子どもの頃は、三木のり平さんの宴会芸とフランキー堺さんのインチキな外国人の面白さぐらいしかわからなかったんですよ。だけど今、あらためて観ると、森繁さん、加東大介さん、小林桂樹さんのトリオの含みのあるやりとりが面白くて仕方ない。3人のシーンになるとカメラが長回しになり、急に緊張感が出てくる。ソファーでのズッコケひとつとっても、これは絶対リハーサルではやってなかっただろうって感じですよね。
ケラリーノ・サンドロヴィッチ氏は、「クレージー映画」と「社長シリーズ」は「“合わせ鏡”のような存在」であったとしています。
さすが劇作家だなあと思いました。
一見、クレージー映画というのは、『クレージー作戦』シリーズなど、7人いるクレージーキャッツ全員が主役の映画のようですが、実際にはそのほとんどが植木等主演です。
『クレージー黄金作戦』より
それ以外の場合も谷啓が主演。3人以上の人物の葛藤やドラマを描いた群像劇としての作品は、植木等、ハナ肇、谷啓の3人を中心にストーリーが展開した『
クレージー黄金作戦』、あとは強いていうなら初期の『
クレージー作戦、先手必勝』ぐらいかなと思います。
『クレージー黄金作戦』より
メンバーは70年代以後、それぞれ単独で活躍しました。それぞれ仕事はできるはずなのに、当時人気絶頂だった植木等を光らせるために、あえて脇に回ってほとんど自分の個性を発揮していません。
一方、社長シリーズというのは、社長が森繁久彌ですから、そりゃ、森繁久彌が主役だろうと思うしそれはもちろん間違いではありませんが、作品を見ていると、レギュラー陣がそれぞれ見せ場を持って光るシーンがあるのです。
宴会芸はもちろん三木のり平。ドラムや外国人の歌マネは、学生時代から進駐軍を回っていたフランキー堺の世界。劇中(『社長漫遊記』)、森繁久彌がフランキー堺のドラムに感心したように首を振るシーンはリアリティがありました。
『社長漫遊記』より
小林桂樹の「食べ芸」は地味ですがあれも見せ場の一つですし、加東大介の端唄や、歌劇団出身の草笛光子の声量感たっぷりに歌い上げるオペラのシーンは、「ああ、芸のある人は華があっていいなあ」と、何の芸もない私は羨ましく思いました。

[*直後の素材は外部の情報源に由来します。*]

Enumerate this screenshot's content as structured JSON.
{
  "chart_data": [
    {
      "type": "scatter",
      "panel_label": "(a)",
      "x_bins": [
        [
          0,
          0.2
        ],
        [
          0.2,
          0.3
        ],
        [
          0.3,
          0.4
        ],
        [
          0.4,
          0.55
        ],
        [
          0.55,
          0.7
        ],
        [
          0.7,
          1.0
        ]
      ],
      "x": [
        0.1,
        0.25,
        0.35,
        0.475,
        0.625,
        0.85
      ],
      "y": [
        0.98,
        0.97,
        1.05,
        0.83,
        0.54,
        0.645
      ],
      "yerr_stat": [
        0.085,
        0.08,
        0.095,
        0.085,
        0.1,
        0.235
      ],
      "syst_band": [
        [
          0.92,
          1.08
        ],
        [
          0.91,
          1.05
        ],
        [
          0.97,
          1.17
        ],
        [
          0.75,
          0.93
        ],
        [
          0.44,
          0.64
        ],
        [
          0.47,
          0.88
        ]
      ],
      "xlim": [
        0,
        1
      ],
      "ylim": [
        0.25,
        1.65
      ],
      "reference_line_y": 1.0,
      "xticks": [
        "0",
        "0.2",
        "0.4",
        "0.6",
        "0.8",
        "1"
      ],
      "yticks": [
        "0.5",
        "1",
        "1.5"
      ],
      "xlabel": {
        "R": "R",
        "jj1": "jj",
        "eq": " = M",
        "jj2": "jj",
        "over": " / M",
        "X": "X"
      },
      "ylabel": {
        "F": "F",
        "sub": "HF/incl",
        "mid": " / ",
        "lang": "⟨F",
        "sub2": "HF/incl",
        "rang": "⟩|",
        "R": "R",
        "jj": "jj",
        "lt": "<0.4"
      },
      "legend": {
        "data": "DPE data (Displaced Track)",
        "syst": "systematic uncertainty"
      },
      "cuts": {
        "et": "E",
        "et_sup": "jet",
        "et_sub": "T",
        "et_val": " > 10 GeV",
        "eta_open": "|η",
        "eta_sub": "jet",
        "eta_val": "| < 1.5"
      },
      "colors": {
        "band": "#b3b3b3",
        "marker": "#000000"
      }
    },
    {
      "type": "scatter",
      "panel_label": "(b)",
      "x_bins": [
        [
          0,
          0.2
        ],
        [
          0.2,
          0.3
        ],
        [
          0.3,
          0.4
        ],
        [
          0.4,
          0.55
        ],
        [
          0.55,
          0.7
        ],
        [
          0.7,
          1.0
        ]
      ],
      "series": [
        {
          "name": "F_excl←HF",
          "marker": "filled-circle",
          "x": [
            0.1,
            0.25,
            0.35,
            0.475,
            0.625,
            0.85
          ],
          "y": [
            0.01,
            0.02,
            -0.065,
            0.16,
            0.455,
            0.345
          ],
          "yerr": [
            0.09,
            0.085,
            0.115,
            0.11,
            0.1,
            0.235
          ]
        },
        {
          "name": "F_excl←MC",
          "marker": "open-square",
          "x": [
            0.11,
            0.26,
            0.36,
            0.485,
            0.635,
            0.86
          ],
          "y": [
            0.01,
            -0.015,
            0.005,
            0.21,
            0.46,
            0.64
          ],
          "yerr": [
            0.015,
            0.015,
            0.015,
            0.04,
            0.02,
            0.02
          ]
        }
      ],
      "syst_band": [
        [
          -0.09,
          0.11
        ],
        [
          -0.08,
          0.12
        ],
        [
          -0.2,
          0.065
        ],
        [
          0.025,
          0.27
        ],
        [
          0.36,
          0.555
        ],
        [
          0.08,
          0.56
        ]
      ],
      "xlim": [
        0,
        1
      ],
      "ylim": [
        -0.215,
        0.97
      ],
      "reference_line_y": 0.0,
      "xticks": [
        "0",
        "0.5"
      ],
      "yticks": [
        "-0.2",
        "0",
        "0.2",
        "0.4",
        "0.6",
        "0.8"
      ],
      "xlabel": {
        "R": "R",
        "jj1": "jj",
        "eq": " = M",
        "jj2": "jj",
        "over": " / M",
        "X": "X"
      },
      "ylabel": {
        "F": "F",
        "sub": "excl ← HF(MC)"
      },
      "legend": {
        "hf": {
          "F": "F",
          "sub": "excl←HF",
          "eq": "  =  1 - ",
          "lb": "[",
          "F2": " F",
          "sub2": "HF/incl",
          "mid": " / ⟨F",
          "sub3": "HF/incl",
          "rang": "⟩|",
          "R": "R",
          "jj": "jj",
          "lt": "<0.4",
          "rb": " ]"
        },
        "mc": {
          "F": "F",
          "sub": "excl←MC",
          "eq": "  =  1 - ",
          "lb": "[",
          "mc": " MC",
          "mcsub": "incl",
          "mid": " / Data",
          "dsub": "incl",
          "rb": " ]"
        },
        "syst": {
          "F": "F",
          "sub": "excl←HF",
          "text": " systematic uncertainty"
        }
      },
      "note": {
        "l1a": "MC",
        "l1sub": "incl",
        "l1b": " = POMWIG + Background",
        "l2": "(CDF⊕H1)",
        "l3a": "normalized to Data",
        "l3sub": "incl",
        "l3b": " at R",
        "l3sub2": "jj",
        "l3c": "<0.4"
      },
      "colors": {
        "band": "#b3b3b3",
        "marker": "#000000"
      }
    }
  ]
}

いずれにしても、“合わせ鏡”ですから、どちらも存在してこそその価値は相乗的に高まります。
人道を外れているように見えるけれど、実は挫折や裏切りを何度も経験している植木等演じるヒーロー。
高度経済成長時代に、ときには牽制しあったり失敗したりしながらも、力を合わせて大きな仕事をやり遂げていく森繁久彌軍団。
私にとっては、21世紀になった今も、この両シリーズは精神的に大きなよりどころとなっている作品です。